Gordy schaute auf seine Flasche und fragte sich, ob er sich das alles nur einbildete. Niemand wagte ein Wort zu sagen.
Jake stand da wie eingefroren und wusste nicht was er davon halten sollte. Er kniff die Augen zusammen, doch das Gesicht des Fremden konnte er nicht erkennen.
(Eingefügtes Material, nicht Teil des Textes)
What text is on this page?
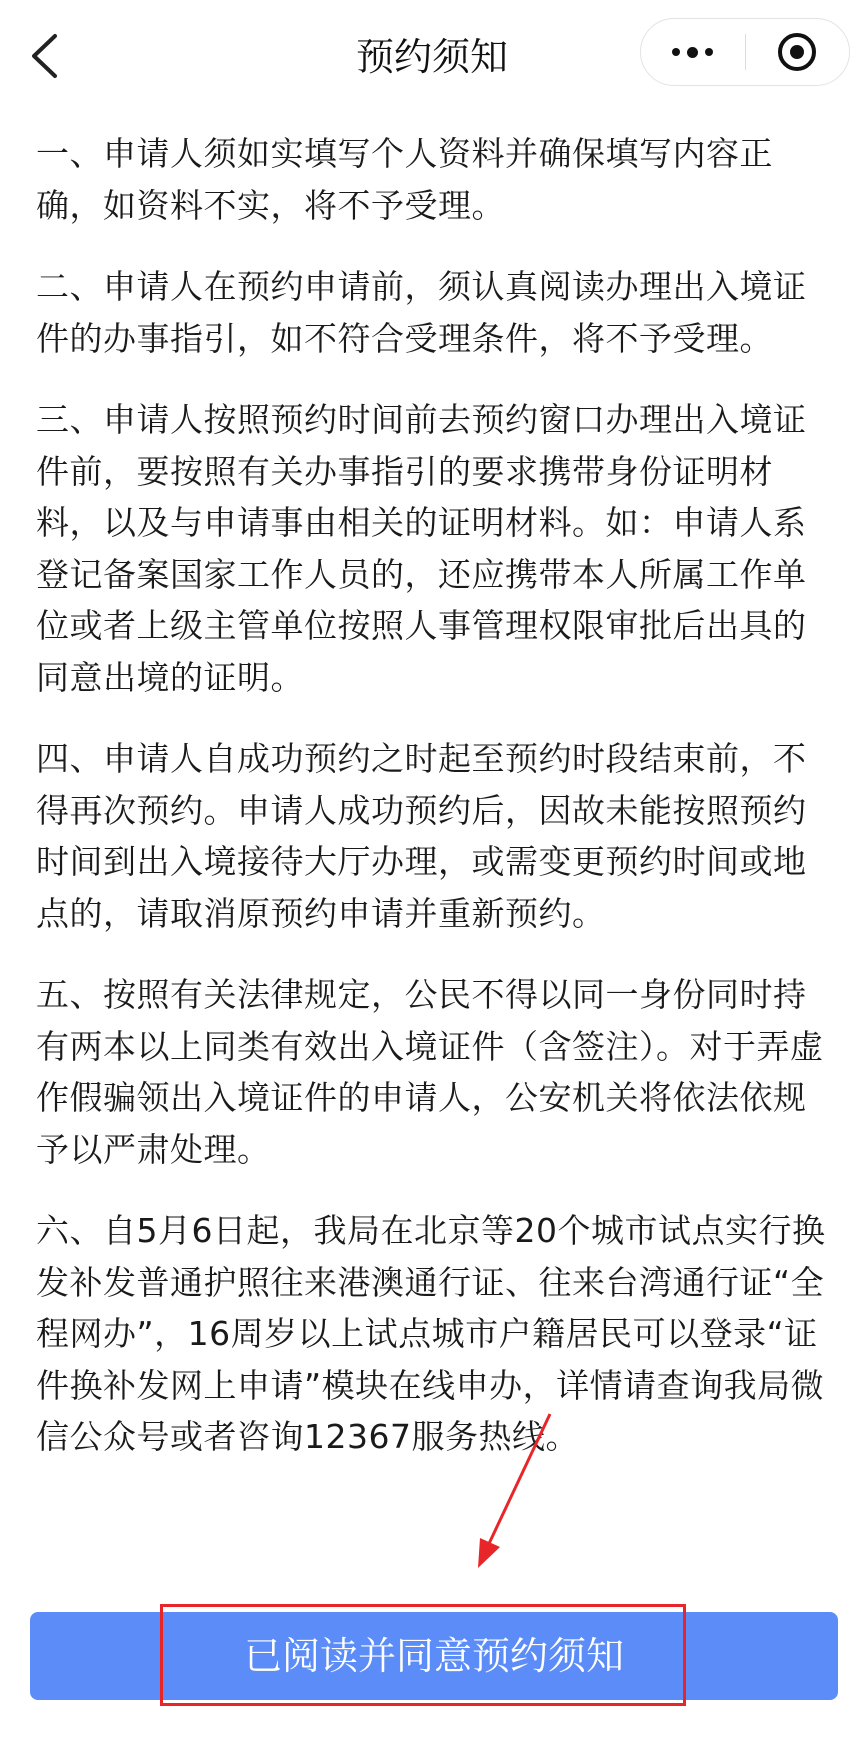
预约须知

一、申请人须如实填写个人资料并确保填写内容正确，如资料不实，将不予受理。

二、申请人在预约申请前，须认真阅读办理出入境证件的办事指引，如不符合受理条件，将不予受理。

三、申请人按照预约时间前去预约窗口办理出入境证件前，要按照有关办事指引的要求携带身份证明材料，以及与申请事由相关的证明材料。如：申请人系登记备案国家工作人员的，还应携带本人所属工作单位或者上级主管单位按照人事管理权限审批后出具的同意出境的证明。

四、申请人自成功预约之时起至预约时段结束前，不得再次预约。申请人成功预约后，因故未能按照预约时间到出入境接待大厅办理，或需变更预约时间或地点的，请取消原预约申请并重新预约。

五、按照有关法律规定，公民不得以同一身份同时持有两本以上同类有效出入境证件（含签注）。对于弄虚作假骗领出入境证件的申请人，公安机关将依法依规予以严肃处理。

六、自5月6日起，我局在北京等20个城市试点实行换发补发普通护照往来港澳通行证、往来台湾通行证“全程网办”，16周岁以上试点城市户籍居民可以登录“证件换补发网上申请”模块在线申办，详情请查询我局微信公众号或者咨询12367服务热线。

已阅读并同意预约须知
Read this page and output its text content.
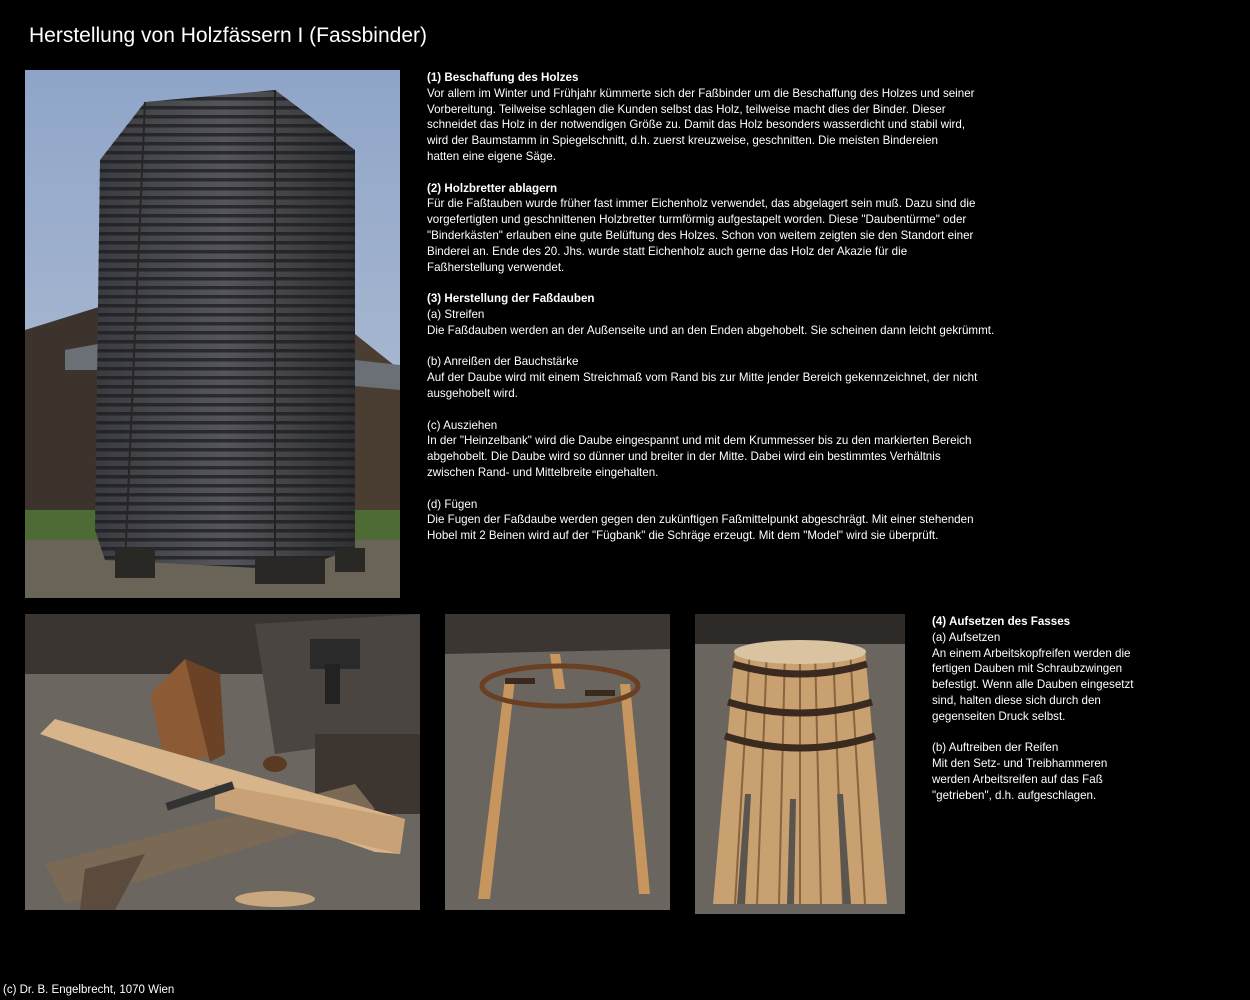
Herstellung von Holzfässern I (Fassbinder)

(1) Beschaffung des Holzes

Vor allem im Winter und Frühjahr kümmerte sich der Faßbinder um die Beschaffung des Holzes und seiner

Vorbereitung. Teilweise schlagen die Kunden selbst das Holz, teilweise macht dies der Binder. Dieser

schneidet das Holz in der notwendigen Größe zu. Damit das Holz besonders wasserdicht und stabil wird,

wird der Baumstamm in Spiegelschnitt, d.h. zuerst kreuzweise, geschnitten. Die meisten Bindereien

hatten eine eigene Säge.

(2) Holzbretter ablagern

Für die Faßtauben wurde früher fast immer Eichenholz verwendet, das abgelagert sein muß. Dazu sind die

vorgefertigten und geschnittenen Holzbretter turmförmig aufgestapelt worden. Diese "Daubentürme" oder

"Binderkästen" erlauben eine gute Belüftung des Holzes. Schon von weitem zeigten sie den Standort einer

Binderei an. Ende des 20. Jhs. wurde statt Eichenholz auch gerne das Holz der Akazie für die

Faßherstellung verwendet.

(3) Herstellung der Faßdauben

(a) Streifen

Die Faßdauben werden an der Außenseite und an den Enden abgehobelt. Sie scheinen dann leicht gekrümmt.

(b) Anreißen der Bauchstärke

Auf der Daube wird mit einem Streichmaß vom Rand bis zur Mitte jender Bereich gekennzeichnet, der nicht

ausgehobelt wird.

(c) Ausziehen

In der "Heinzelbank" wird die Daube eingespannt und mit dem Krummesser bis zu den markierten Bereich

abgehobelt. Die Daube wird so dünner und breiter in der Mitte. Dabei wird ein bestimmtes Verhältnis

zwischen Rand- und Mittelbreite eingehalten.

(d) Fügen

Die Fugen der Faßdaube werden gegen den zukünftigen Faßmittelpunkt abgeschrägt. Mit einer stehenden

Hobel mit 2 Beinen wird auf der "Fügbank" die Schräge erzeugt. Mit dem "Model" wird sie überprüft.

(4) Aufsetzen des Fasses

(a) Aufsetzen

An einem Arbeitskopfreifen werden die

fertigen Dauben mit Schraubzwingen

befestigt. Wenn alle Dauben eingesetzt

sind, halten diese sich durch den

gegenseiten Druck selbst.

(b) Auftreiben der Reifen

Mit den Setz- und Treibhammeren

werden Arbeitsreifen auf das Faß

"getrieben", d.h. aufgeschlagen.

(c) Dr. B. Engelbrecht, 1070 Wien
Plötzlich bewegte die Person ihre Hand und zog den Schal von ihrem Mund. Grüne Haut wurde sichtbar. Es war eine Echse. Sie war ein bisschen kleiner als Bill, schien aber nicht so schwächlich zu sein wie er aussah. Das auffälligste an ihm waren seine kleinen beweglichen gelben Augen, die sich unabhängig in jede Richtung im Raum umsahen. Sein Gesichtsausdruck war emotionslos und er sah aus, als hätte er nur darauf gewartet diesen Raum zu erreichen.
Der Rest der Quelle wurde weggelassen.